The comments by Feinstein, traditionally a strong advocate for the intelligence community, blow wide open a dispute that has simmered in recent weeks.
Through press reports, officials had alleged the CIA had searched computers intended to be used solely by the panel as part of its investigation. The searches, officials said, were conducted in an effort to determine how committee staff members had gained access to a draft version of an internal agency review of its controversial interrogation program.
The computers had been provided by the CIA and housed at a separate facility in Virginia operated by an agency contractors.

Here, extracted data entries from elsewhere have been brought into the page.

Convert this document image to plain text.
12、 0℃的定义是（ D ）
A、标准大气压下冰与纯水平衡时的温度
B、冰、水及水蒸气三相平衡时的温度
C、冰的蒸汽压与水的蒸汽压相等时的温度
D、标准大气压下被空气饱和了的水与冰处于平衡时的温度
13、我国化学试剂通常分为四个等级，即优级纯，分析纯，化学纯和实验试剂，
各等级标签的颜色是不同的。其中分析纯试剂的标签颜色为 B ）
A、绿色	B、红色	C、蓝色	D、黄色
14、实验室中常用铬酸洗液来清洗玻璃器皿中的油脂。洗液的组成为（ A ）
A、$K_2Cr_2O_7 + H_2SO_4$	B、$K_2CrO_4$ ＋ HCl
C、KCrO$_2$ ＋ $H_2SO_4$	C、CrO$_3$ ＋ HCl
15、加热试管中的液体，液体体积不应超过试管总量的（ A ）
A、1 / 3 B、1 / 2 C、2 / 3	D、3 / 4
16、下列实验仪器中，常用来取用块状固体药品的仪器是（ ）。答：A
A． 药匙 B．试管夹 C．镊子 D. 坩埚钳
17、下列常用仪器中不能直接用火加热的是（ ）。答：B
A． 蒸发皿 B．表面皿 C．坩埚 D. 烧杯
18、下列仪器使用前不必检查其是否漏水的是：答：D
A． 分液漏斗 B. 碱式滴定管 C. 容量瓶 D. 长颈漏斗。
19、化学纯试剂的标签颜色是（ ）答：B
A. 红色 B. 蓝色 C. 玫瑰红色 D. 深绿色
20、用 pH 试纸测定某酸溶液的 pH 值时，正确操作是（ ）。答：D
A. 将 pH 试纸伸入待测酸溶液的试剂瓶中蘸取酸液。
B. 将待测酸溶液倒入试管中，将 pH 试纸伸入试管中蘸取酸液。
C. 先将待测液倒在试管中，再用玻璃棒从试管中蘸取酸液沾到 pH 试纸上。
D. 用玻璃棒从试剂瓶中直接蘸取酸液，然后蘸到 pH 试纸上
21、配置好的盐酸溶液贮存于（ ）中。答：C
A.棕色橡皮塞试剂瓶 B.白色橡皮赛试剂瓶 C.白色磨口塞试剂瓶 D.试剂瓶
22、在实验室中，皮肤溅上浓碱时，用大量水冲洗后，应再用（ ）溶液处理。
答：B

CIA officials, speaking on condition of anonymity, have said that Senate investigators accessed documents to which they were not entitled. Director John O. Brennan last week pushed back against allegations that the agency had acted inappropriately.

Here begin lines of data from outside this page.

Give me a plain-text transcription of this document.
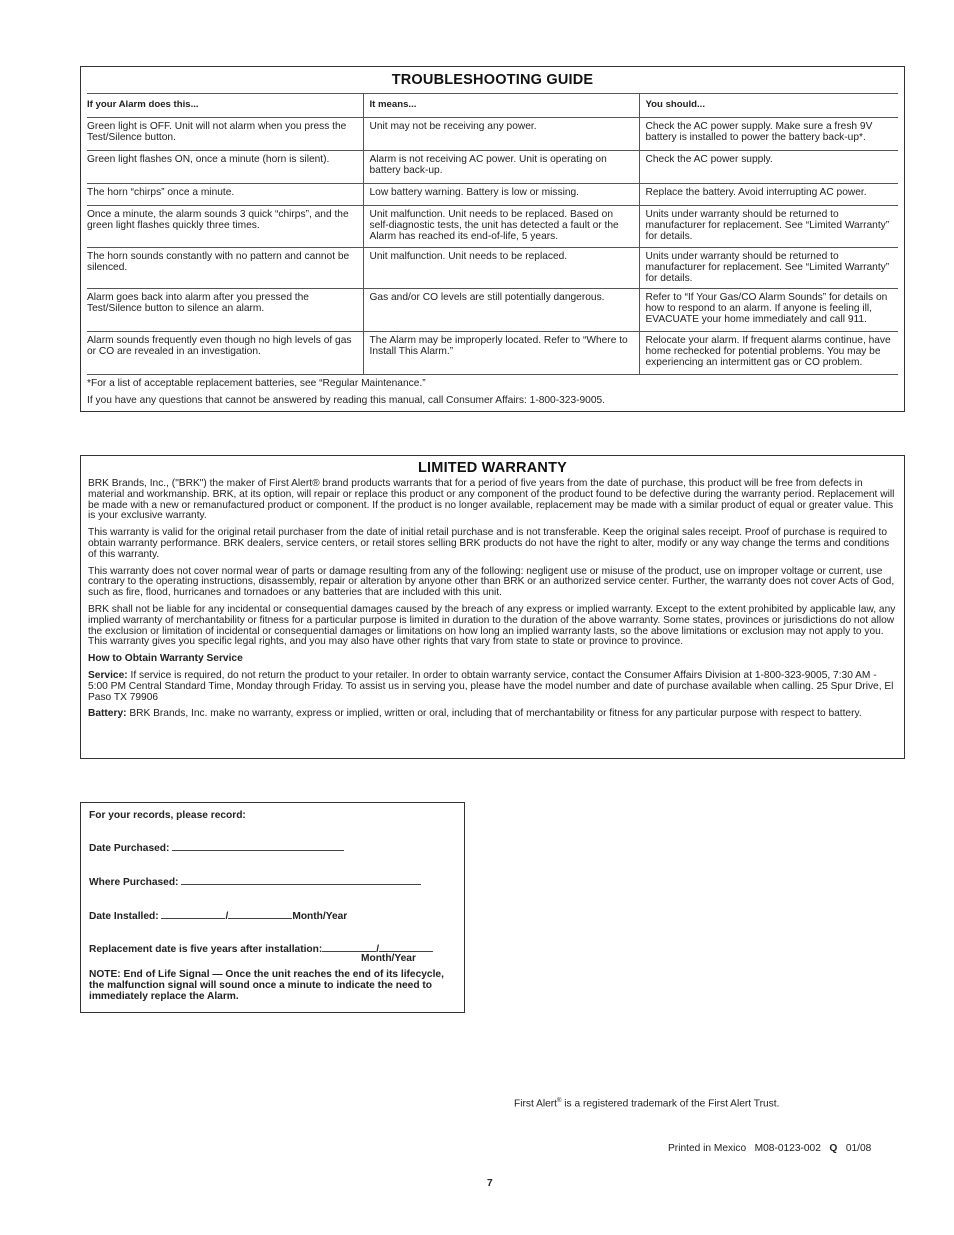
TROUBLESHOOTING GUIDE
If your Alarm does this...	It means...	You should...
Green light is OFF. Unit will not alarm when you press the Test/Silence button.	Unit may not be receiving any power.	Check the AC power supply. Make sure a fresh 9V battery is installed to power the battery back-up*.
Green light flashes ON, once a minute (horn is silent).	Alarm is not receiving AC power. Unit is operating on battery back-up.	Check the AC power supply.
The horn “chirps” once a minute.	Low battery warning. Battery is low or missing.	Replace the battery. Avoid interrupting AC power.
Once a minute, the alarm sounds 3 quick “chirps”, and the green light flashes quickly three times.	Unit malfunction. Unit needs to be replaced. Based on self-diagnostic tests, the unit has detected a fault or the Alarm has reached its end-of-life, 5 years.	Units under warranty should be returned to manufacturer for replacement. See “Limited Warranty” for details.
The horn sounds constantly with no pattern and cannot be silenced.	Unit malfunction. Unit needs to be replaced.	Units under warranty should be returned to manufacturer for replacement. See “Limited Warranty” for details.
Alarm goes back into alarm after you pressed the Test/Silence button to silence an alarm.	Gas and/or CO levels are still potentially dangerous.	Refer to “If Your Gas/CO Alarm Sounds” for details on how to respond to an alarm. If anyone is feeling ill, EVACUATE your home immediately and call 911.
Alarm sounds frequently even though no high levels of gas or CO are revealed in an investigation.	The Alarm may be improperly located. Refer to “Where to Install This Alarm.”	Relocate your alarm. If frequent alarms continue, have home rechecked for potential problems. You may be experiencing an intermittent gas or CO problem.
*For a list of acceptable replacement batteries, see “Regular Maintenance.”
If you have any questions that cannot be answered by reading this manual, call Consumer Affairs: 1-800-323-9005.
LIMITED WARRANTY

BRK Brands, Inc., ("BRK") the maker of First Alert® brand products warrants that for a period of five years from the date of purchase, this product will be free from defects in material and workmanship. BRK, at its option, will repair or replace this product or any component of the product found to be defective during the warranty period. Replacement will be made with a new or remanufactured product or component. If the product is no longer available, replacement may be made with a similar product of equal or greater value. This is your exclusive warranty.

This warranty is valid for the original retail purchaser from the date of initial retail purchase and is not transferable. Keep the original sales receipt. Proof of purchase is required to obtain warranty performance. BRK dealers, service centers, or retail stores selling BRK products do not have the right to alter, modify or any way change the terms and conditions of this warranty.

This warranty does not cover normal wear of parts or damage resulting from any of the following: negligent use or misuse of the product, use on improper voltage or current, use contrary to the operating instructions, disassembly, repair or alteration by anyone other than BRK or an authorized service center. Further, the warranty does not cover Acts of God, such as fire, flood, hurricanes and tornadoes or any batteries that are included with this unit.

BRK shall not be liable for any incidental or consequential damages caused by the breach of any express or implied warranty. Except to the extent prohibited by applicable law, any implied warranty of merchantability or fitness for a particular purpose is limited in duration to the duration of the above warranty. Some states, provinces or jurisdictions do not allow the exclusion or limitation of incidental or consequential damages or limitations on how long an implied warranty lasts, so the above limitations or exclusion may not apply to you. This warranty gives you specific legal rights, and you may also have other rights that vary from state to state or province to province.

How to Obtain Warranty Service

Service: If service is required, do not return the product to your retailer. In order to obtain warranty service, contact the Consumer Affairs Division at 1-800-323-9005, 7:30 AM - 5:00 PM Central Standard Time, Monday through Friday. To assist us in serving you, please have the model number and date of purchase available when calling. 25 Spur Drive, El Paso TX 79906

Battery: BRK Brands, Inc. make no warranty, express or implied, written or oral, including that of merchantability or fitness for any particular purpose with respect to battery.

For your records, please record:
Date Purchased:
Where Purchased:
Date Installed:	/	Month/Year
Replacement date is five years after installation:	/
Month/Year
NOTE: End of Life Signal — Once the unit reaches the end of its lifecycle, the malfunction signal will sound once a minute to indicate the need to immediately replace the Alarm.
First Alert® is a registered trademark of the First Alert Trust.
Printed in Mexico   M08-0123-002 Q 01/08
7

“I am deeply dismayed that some members of the Senate have decided to make spurious allegations about CIA actions that are wholly unsupported by the facts,” Brennan said in a statement Wednesday. “I am very confident that the appropriate authorities reviewing this matter will determine where wrongdoing, if any, occurred in either the Executive Branch or Legislative Branch. Until then, I would encourage others to refrain from outbursts that do a disservice to the important relationship that needs to be maintained between intelligence officials and Congressional overseers.”
Feinstein confirmed that committee investigators had received and reviewed documents detailing the interrogation policy, but said she didn’t know whether they were provided intentionally or unintentionally by CIA officials or by agency whistleblowers.

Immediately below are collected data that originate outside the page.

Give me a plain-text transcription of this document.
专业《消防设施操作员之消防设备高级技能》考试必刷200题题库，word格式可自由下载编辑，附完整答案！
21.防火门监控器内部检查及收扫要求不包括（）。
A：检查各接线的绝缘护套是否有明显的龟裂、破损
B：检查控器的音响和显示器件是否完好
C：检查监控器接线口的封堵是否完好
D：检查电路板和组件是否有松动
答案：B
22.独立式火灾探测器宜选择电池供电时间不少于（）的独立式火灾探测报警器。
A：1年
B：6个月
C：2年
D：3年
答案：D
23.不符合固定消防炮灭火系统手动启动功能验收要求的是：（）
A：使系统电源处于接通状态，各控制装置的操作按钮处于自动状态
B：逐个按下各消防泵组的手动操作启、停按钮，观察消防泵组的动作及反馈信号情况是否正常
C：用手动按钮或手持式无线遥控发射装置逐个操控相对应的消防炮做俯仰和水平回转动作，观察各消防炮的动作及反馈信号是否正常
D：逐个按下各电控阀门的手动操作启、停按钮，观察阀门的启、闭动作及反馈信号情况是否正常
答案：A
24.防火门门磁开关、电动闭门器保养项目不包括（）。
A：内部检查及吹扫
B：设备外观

“The staff had asked the CIA about documents made available for our investigation. At times, the CIA has simply been unaware that these specific documents were provided to the committee,” she said. “And while this is alarming, it is important to know that more than 6.2 million pages of documents have been provided. This is simply a massive amount of records.”
Reading from a prepared text throughout her remarks, Feinstein said she was speaking out “reluctantly” but that she wanted to speak in order to clarify the situation. “The increasing amount of inaccurate information circulating now cannot be allowed to stand unanswered,” she said.
After she spoke, Sen. Patrick J. Leahy (D-Vt.) said that “in 40 years here, it was one of the best speeches I’d ever heard and one of the most important.”
Senate Majority Leader Harry M. Reid (D-Nev.) credited Feinstein for speaking out and defending the separation of powers. “There is no one who has more courage and conviction than Dianne Feinstein,” he said.